I know there are other questions regarding this subject, and I've looked at this question, but I'd like to see a little bit more discussion and information on both sides of this - is it a better practice to add a project to a solution and reference the project, or to add a reference to the .dll?
It's not much of a choice. If you have a solution with both projects then use a project reference. If your solution doesn't have the project then you have to use an assembly reference.
So the real question should probably be: do I create a solution with both projects? Yes, as long as the project is still in the debug stage and liable to require bug fixes.
If you only have the dll then you're stuck with a dll reference (obviously).

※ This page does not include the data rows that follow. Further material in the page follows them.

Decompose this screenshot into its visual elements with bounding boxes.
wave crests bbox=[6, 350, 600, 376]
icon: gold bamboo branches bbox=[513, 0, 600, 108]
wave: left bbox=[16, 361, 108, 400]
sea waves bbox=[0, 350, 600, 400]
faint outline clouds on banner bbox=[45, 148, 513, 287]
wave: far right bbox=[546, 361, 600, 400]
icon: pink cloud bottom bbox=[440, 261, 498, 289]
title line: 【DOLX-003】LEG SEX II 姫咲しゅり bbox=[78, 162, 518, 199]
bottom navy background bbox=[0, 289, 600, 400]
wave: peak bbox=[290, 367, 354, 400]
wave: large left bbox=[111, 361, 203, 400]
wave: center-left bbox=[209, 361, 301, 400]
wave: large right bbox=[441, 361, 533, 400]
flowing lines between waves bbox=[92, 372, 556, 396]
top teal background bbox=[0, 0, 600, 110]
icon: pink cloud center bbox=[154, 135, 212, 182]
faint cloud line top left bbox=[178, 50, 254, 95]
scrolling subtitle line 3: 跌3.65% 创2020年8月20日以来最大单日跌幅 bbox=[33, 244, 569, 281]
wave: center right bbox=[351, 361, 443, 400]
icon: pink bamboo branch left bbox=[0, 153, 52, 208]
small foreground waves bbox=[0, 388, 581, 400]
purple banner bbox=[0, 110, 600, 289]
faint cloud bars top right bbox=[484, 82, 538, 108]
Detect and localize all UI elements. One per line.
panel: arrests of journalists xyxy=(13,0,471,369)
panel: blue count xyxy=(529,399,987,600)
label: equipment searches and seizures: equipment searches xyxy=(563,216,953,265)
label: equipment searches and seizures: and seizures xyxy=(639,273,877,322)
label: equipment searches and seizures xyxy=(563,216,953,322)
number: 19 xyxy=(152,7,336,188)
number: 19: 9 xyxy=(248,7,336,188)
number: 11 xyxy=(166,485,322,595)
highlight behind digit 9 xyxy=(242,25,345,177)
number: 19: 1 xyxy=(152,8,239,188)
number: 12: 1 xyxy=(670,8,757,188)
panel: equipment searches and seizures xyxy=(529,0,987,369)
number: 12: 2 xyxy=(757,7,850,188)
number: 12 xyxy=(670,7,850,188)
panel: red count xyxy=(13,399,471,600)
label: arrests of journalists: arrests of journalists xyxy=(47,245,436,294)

If you have the source then it's usually better to use a project reference. There might be cases where you have a utility library that's never going to change, but if there's the slightest chance of you needing a bug fix then having a project reference is going to make debugging a lot easier.
Summary - Project Reference by Project vs by DLL
Reference by project
- code is visible
- finds all references e.g. on a class (because code is visible)
- better for testing (over all)
- better for code redesign (impact)
Reference by DLL
- code is hidden
- separation between e.g. framework and project (for deliver of framework)
- quicker compilation (because DLL is already compiled)
Well, project references are helpful when you are building and testing in both debug and release mode. If you directly add a DLL then you are locked into whatever that particular DLL was built as. The project reference allows this to be a build time decision.
Relative to your project architecture, you should always stick to projects within your problem domain. You should be using the GAC, if that is applicable to your environment.